State Rep. Jason Harper of Rio Rancho said he believes the future of New Mexico’s economy depends on lowering the state’s gross receipts tax.
“The GRT right now is one of the most-mentioned reasons why businesses don’t come to New Mexico,” Harper said in a recent interview. “We’re one of only two states that have a gross receipts tax.
“A lot of folks don’t understand it, it’s very high,” he said. “By lowering it — (from) the average of about 8 percent to 2 percent — this could be one of the biggest incentives for businesses to come to New Mexico.”
Harper last week introduced House Bill 491, which proposes to decrease the state’s gross receipts tax to about 2 percent. Harper said the bill would accomplish that by getting rid of all 370 GRT exemptions to businesses, as well as removing exemptions for charities and non-profits.
“The joke is, if you have a friend in Santa Fe or if you hire a lobbyist, you get an exemption to pay the GRT. That’s become especially bad the last two decades,” he said. “We haven’t cut spending, so every time we put in a loop hole, or another hole in the Swiss cheese block, the rate of everyone else goes up. The folks that this really hurts the most is small businesses, which don’t have a lobbyist in Santa Fe. They end up shouldering more than their fair share of the GRT.”
Harper said if the state were to remove all exemptions to businesses, the gross receipts tax could immediately be cut in half. By widening the base of taxpayers, including non-profits and charities, Harper said the state could save and earmark $1 billion to $2 billion for road projects.
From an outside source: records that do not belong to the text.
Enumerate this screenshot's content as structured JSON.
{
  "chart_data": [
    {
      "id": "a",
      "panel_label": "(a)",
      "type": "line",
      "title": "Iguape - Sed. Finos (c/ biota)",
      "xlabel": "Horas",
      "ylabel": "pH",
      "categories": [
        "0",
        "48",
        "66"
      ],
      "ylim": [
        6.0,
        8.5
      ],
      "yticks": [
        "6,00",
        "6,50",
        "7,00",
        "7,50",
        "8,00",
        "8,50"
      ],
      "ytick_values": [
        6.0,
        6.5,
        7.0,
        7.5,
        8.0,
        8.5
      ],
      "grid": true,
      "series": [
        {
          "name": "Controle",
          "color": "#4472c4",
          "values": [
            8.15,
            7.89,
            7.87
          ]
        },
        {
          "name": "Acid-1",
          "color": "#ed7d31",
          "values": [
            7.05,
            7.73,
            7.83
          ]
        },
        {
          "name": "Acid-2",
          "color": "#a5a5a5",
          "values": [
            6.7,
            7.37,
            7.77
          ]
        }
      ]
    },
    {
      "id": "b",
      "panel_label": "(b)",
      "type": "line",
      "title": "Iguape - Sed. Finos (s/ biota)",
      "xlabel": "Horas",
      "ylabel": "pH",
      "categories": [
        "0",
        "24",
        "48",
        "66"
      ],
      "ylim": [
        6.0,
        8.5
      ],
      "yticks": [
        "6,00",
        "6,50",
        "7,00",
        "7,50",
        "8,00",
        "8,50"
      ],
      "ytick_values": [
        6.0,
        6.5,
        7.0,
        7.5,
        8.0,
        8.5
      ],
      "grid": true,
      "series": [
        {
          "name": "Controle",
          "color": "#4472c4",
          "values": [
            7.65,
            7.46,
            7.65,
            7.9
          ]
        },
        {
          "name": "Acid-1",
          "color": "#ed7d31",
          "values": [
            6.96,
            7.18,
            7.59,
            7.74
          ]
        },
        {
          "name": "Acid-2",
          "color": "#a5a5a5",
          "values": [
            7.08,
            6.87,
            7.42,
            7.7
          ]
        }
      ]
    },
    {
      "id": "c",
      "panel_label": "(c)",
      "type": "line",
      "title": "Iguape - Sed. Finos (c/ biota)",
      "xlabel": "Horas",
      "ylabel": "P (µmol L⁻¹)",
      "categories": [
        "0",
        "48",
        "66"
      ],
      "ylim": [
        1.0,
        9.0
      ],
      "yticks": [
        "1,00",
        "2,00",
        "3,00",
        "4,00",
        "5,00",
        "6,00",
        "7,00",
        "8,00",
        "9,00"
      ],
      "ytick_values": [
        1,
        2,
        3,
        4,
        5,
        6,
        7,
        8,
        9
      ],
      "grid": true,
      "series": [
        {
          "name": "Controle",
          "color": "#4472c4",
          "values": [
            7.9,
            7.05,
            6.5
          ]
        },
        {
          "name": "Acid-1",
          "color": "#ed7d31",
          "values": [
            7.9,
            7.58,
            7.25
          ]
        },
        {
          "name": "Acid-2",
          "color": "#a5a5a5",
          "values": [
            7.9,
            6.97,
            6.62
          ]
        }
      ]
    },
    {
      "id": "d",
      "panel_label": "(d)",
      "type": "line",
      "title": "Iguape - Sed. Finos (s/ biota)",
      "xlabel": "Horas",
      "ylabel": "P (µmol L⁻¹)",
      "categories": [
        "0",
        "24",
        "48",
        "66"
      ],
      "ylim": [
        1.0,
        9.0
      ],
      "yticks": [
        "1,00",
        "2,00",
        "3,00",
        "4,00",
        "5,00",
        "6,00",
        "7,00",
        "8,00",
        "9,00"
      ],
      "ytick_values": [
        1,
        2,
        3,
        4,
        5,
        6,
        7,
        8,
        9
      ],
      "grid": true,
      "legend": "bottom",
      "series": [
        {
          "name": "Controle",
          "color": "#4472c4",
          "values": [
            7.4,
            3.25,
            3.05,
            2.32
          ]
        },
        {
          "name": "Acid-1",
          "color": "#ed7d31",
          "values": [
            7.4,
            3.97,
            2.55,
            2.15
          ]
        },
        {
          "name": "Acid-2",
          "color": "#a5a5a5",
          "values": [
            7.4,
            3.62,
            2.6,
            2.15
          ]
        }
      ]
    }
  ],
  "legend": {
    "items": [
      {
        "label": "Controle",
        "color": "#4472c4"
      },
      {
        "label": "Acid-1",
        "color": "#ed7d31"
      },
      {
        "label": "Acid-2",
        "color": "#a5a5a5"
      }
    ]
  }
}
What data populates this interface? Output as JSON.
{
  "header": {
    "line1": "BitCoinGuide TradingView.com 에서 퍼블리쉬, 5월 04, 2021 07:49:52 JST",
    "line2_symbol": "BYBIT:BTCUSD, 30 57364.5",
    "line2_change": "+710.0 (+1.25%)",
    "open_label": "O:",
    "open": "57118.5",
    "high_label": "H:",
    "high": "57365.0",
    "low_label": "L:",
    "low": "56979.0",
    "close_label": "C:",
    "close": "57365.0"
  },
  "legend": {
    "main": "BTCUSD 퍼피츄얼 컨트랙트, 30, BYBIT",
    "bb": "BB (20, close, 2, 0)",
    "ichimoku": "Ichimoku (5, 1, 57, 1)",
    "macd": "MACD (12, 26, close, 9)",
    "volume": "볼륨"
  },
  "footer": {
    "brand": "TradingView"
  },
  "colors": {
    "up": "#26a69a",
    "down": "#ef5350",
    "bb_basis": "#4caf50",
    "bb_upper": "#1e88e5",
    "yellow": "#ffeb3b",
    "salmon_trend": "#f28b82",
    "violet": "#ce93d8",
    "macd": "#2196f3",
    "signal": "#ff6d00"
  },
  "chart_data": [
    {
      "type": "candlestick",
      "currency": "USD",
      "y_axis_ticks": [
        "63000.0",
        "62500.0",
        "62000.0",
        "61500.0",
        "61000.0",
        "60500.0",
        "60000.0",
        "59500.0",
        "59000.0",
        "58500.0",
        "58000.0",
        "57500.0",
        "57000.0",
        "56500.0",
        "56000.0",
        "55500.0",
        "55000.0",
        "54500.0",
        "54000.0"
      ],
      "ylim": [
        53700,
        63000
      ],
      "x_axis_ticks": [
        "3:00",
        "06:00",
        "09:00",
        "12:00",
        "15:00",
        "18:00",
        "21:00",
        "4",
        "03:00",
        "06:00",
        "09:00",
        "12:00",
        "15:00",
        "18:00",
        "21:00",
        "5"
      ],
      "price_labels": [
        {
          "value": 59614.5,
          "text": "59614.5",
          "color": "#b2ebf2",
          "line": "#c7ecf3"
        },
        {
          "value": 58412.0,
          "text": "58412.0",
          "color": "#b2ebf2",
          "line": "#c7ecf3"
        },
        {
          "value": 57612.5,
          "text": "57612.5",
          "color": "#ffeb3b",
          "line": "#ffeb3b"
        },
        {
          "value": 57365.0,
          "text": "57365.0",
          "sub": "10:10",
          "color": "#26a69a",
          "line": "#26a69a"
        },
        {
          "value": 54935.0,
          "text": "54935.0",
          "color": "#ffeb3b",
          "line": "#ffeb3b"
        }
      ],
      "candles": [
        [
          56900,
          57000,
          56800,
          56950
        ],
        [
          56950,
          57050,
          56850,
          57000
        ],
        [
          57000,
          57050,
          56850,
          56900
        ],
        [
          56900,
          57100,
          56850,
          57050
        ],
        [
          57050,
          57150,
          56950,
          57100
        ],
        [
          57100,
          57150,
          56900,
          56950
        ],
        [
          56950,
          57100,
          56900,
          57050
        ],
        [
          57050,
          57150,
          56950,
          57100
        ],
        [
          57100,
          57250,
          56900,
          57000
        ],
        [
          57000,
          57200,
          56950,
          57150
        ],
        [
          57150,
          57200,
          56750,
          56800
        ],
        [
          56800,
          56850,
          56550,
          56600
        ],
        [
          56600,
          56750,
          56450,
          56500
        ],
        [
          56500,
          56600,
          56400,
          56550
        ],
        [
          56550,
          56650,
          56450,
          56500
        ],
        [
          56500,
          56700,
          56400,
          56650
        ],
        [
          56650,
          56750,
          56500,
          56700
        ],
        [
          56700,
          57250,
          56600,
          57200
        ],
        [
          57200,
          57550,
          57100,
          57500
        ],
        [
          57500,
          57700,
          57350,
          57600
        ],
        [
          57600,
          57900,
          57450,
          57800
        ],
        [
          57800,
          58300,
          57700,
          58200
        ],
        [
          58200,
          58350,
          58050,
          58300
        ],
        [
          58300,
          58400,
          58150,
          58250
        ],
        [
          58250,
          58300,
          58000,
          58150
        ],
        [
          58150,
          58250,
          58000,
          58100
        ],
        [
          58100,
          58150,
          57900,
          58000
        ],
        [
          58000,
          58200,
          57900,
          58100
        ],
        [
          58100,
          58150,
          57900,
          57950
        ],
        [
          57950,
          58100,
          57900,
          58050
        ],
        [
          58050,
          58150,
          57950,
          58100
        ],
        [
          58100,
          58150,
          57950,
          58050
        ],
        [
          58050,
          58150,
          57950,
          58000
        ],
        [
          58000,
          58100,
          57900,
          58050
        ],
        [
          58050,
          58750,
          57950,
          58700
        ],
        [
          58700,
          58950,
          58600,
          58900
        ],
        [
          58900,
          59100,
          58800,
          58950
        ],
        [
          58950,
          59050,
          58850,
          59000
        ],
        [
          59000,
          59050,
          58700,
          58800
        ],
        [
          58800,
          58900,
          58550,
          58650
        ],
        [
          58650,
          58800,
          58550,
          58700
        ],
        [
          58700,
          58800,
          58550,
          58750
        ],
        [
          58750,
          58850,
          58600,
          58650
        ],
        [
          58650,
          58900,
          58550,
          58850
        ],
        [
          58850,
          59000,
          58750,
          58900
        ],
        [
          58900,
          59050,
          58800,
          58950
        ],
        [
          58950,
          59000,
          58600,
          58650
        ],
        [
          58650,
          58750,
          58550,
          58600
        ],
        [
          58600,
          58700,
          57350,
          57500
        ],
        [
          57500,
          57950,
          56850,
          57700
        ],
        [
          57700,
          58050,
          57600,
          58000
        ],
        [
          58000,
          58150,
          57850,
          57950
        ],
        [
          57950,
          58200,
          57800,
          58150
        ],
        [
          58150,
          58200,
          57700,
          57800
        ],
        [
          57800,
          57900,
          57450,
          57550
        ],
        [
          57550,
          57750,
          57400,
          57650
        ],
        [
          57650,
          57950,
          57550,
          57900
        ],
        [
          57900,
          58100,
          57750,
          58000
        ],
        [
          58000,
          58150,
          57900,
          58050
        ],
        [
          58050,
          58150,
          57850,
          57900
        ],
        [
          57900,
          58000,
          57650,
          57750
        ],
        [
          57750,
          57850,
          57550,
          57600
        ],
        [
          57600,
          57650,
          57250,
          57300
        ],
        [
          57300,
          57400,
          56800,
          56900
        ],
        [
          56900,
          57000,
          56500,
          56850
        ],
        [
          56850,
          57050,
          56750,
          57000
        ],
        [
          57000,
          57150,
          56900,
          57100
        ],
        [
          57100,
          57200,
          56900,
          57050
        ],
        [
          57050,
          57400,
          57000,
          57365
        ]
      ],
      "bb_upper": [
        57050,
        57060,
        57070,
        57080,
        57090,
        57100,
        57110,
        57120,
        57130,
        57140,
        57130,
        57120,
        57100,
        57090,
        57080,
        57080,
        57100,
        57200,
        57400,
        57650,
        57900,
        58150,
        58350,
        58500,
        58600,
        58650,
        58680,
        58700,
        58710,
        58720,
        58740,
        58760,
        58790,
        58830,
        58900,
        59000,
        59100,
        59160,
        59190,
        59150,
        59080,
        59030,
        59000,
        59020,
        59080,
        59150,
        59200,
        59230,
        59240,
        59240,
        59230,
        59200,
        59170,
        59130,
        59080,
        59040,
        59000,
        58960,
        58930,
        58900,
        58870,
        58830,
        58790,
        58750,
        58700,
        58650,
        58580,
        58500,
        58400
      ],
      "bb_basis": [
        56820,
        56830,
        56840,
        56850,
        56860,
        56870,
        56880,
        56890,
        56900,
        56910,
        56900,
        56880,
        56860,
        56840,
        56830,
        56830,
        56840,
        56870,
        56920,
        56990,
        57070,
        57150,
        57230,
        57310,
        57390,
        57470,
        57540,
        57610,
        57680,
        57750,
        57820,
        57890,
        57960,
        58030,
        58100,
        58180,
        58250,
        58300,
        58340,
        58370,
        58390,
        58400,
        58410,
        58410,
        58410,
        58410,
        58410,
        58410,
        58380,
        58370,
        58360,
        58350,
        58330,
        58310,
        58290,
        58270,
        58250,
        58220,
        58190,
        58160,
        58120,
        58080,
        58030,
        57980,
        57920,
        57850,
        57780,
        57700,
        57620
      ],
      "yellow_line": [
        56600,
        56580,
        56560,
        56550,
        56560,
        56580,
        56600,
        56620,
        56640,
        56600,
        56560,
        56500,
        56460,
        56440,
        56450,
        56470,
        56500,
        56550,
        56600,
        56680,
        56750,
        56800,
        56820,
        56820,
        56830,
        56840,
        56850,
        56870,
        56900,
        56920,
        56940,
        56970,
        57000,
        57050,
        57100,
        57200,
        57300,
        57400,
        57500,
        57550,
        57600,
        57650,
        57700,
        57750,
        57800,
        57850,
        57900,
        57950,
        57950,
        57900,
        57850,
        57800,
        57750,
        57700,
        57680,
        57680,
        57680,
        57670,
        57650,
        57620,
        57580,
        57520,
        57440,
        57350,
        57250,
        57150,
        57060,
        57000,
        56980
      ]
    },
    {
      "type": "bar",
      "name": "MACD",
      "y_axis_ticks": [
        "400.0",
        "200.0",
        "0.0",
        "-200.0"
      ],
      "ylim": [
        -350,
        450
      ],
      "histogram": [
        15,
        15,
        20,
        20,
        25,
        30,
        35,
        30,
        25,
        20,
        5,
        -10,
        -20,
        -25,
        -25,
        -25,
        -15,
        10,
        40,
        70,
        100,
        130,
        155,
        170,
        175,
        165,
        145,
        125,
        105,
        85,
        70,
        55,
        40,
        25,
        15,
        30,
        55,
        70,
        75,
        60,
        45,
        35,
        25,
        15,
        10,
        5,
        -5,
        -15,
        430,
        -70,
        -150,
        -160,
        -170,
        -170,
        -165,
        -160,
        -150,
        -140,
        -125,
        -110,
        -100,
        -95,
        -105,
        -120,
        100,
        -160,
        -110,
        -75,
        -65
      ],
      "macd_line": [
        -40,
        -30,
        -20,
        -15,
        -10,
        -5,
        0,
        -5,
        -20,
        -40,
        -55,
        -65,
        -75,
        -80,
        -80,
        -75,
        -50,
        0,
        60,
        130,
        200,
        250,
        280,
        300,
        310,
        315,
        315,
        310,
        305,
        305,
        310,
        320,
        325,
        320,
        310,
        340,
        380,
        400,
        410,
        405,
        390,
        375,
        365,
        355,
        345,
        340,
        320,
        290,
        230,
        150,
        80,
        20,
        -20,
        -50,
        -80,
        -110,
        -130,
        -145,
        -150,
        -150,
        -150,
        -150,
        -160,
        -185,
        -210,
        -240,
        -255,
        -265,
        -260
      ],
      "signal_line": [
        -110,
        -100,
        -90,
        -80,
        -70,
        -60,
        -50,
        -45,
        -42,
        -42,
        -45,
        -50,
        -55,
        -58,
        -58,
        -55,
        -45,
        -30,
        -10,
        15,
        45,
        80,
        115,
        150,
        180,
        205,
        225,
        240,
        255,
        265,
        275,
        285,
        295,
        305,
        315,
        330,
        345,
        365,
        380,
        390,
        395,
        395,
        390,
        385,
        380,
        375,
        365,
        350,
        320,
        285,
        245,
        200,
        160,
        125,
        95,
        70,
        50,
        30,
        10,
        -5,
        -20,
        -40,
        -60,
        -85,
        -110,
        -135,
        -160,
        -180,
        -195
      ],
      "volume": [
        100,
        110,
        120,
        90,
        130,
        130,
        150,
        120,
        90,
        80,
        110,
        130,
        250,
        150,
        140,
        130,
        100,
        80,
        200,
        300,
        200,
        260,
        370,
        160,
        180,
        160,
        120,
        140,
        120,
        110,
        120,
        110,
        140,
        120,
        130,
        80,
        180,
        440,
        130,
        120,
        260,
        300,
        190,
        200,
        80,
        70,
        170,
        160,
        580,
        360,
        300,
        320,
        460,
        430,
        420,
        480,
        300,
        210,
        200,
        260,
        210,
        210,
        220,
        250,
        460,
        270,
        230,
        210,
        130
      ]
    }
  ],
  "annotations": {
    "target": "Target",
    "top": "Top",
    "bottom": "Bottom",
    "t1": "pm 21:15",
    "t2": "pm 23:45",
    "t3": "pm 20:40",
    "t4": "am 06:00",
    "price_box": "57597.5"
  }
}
He said after the bill had been in place for two to three years, the gross receipts tax rate would be brought down to about 2 percent.
The 170-page bill was introduced last Wednesday and has since received seven referrals. It was expected to be heard by Transportation and Public Works Committee this week.
Harper said although he is pushing for every legislator to see his bill, he does not want it to be enacted during this year’s session.
“It’s not ready for prime time,” he said. “I’m going to ask for a subcommittee to be formed to really study this and during this next 30-day session (in 2016), we’re going to be serious about passing it.”
Harper said he does hope to see his other gross receipts tax bill, House Bill 421, pass in this year’s session.
The bill, which is also expected to be heard this week, would “make sure that the state honors its promise to counties and cities to provide their hold-harmless funding, to make sure they get the hold-harmless funds they’re promised,” he said.
Harper said the bill would add a provision to a tax reform bill passed two years ago to phase out hold-harmless payments to cities and counties over the course of 15 years, beginning in 2016.
Hold-harmless payments are payments from the state to cities and counties, making up for the financial difference after gross receipts taxes were removed from food and medicine in 2004. With the phase-out, legislators allowed cities to raise gross receipts taxes, if necessary, to replace the loss of hold-harmless revenues.
Harper said his bill would help make the hold-harmless phase-out more equitable.
“(My) bill puts in incentives that cities and counties don’t raise their gross receipts tax until they actually need it, and that way they’re not going to get a windfall,” he said.
“Some cities didn’t have enough taxing authority to make up for the losses; some counties had too much taxing authority, so I brought it back down. The idea is just to make sure that everyone is treated equitably and fairly, that everyone can make up the losses over these 15 years in their city budget and that there’s a nice predictable revenue stream and that these hold-harmless taxing increments are only used for replacing the losses of the hold-harmless funding.”